Bend Bulletin - Editorial: Despite election, stick with Bridge Creek proposal

This article was published on: 11/11/12 12:00 AM

Though Tuesday’s election saw the Bend City Council pick up two more opponents to the city’s planned improvements to its Bridge Creek water system, that should not weaken supporters’ determination to proceed. A two-source water supply makes just as much sense today as it did two weeks or two months or two years ago.

That’s not to say that current plans should be cast in stone. Newly elected councilor Victor Chudowsky has said he would like to explore ways to make the project effective but cheaper, and we’re all for that.

But abandon it? Not on your life.

At least some of the project’s opponents say the city should simply abandon Bridge Creek and shift to wells. That would be cheaper, they say, and the city’s water rights would allow it to begin drawing from Bridge Creek again in the future, should it need to.

There are some assumptions in that proposal, however, that are questionable. One apparently is this: Though the city would have to pump virtually all water obtained from wells, the cost of doing so would never become prohibitive.

That’s only true as long as electricity remains relatively inexpensive in the region. As we switch to more expensive alternatives than hydro and coal, pumping costs are sure to rise, perhaps dramatically. There’s a price to be paid for being green, and Oregon leadership remains committed to making the state a leader in greenness, no matter the cost.

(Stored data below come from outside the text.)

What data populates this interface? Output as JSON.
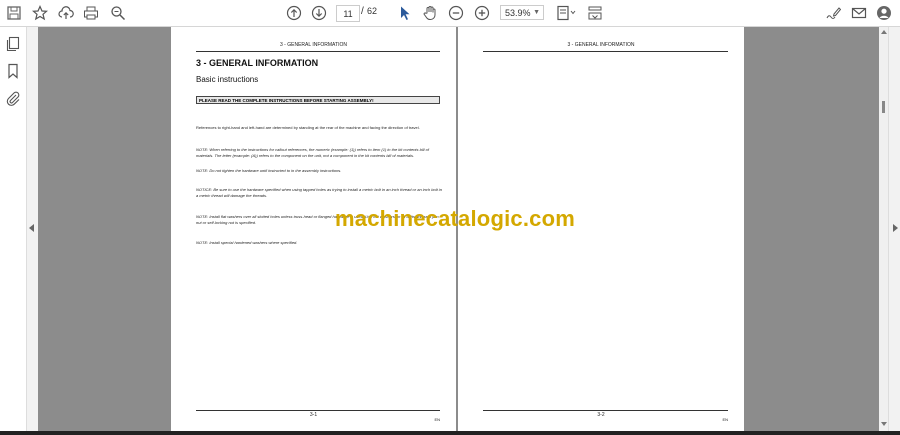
{
  "toolbar": {
    "current_page": "11",
    "separator": "/",
    "total_pages": "62",
    "zoom": "53.9%"
  },
  "page1": {
    "header": "3 - GENERAL INFORMATION",
    "title": "3 - GENERAL INFORMATION",
    "subtitle": "Basic instructions",
    "warning": "PLEASE READ THE COMPLETE INSTRUCTIONS BEFORE STARTING ASSEMBLY!",
    "paragraphs": [
      "References to right-hand and left-hand are determined by standing at the rear of the machine and facing the direction of travel.",
      "NOTE: When referring to the instructions for callout references, the numeric (example: (1)) refers to item (1) in the kit contents bill of materials. The letter (example: (A)) refers to the component on the unit, not a component in the kit contents bill of materials.",
      "NOTE: Do not tighten the hardware until instructed to in the assembly instructions.",
      "NOTICE: Be sure to use the hardware specified when using tapped holes as trying to install a metric bolt in an inch thread or an inch bolt in a metric thread will damage the threads.",
      "NOTE: Install flat washers over all slotted holes unless truss-head or flanged hardware is used. Use flat washers on all bolts unless a jam nut or self-locking nut is specified.",
      "NOTE: Install special hardened washers where specified."
    ],
    "page_number": "3-1",
    "lang": "EN"
  },
  "page2": {
    "header": "3 - GENERAL INFORMATION",
    "page_number": "3-2",
    "lang": "EN"
  },
  "watermark": "machinecatalogic.com"
}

Then there’s the question of treatment. Treating surface water against cryptosporidium is expensive, no doubt. But there’s no assurance that well water will be able to get by with less treatment over time. Among other things, there’s the possibility of contamination either as a result of waste treatment or from leachates, and the city would have to treat against either.

Most important is the issue of water rights. Proponents of abandoning Bridge Creek have argued that the city always would be able to return to that source if need be. For now, at least, that may be true. The law on water rights is complex, however, and some doubt exists about how secure the city’s water rights would be over time if they were not in use. But even if current law is sufficient, things that are law — even things that have been law for a long, long time — have a way of changing. Why, women in Oregon have had the vote for only 100 years, and women have been able to vote nationwide for less than that.

To gamble that the law won’t change or be reinterpreted, that power costs won’t rise and that heavy-duty treatment will never be needed is simply too risky.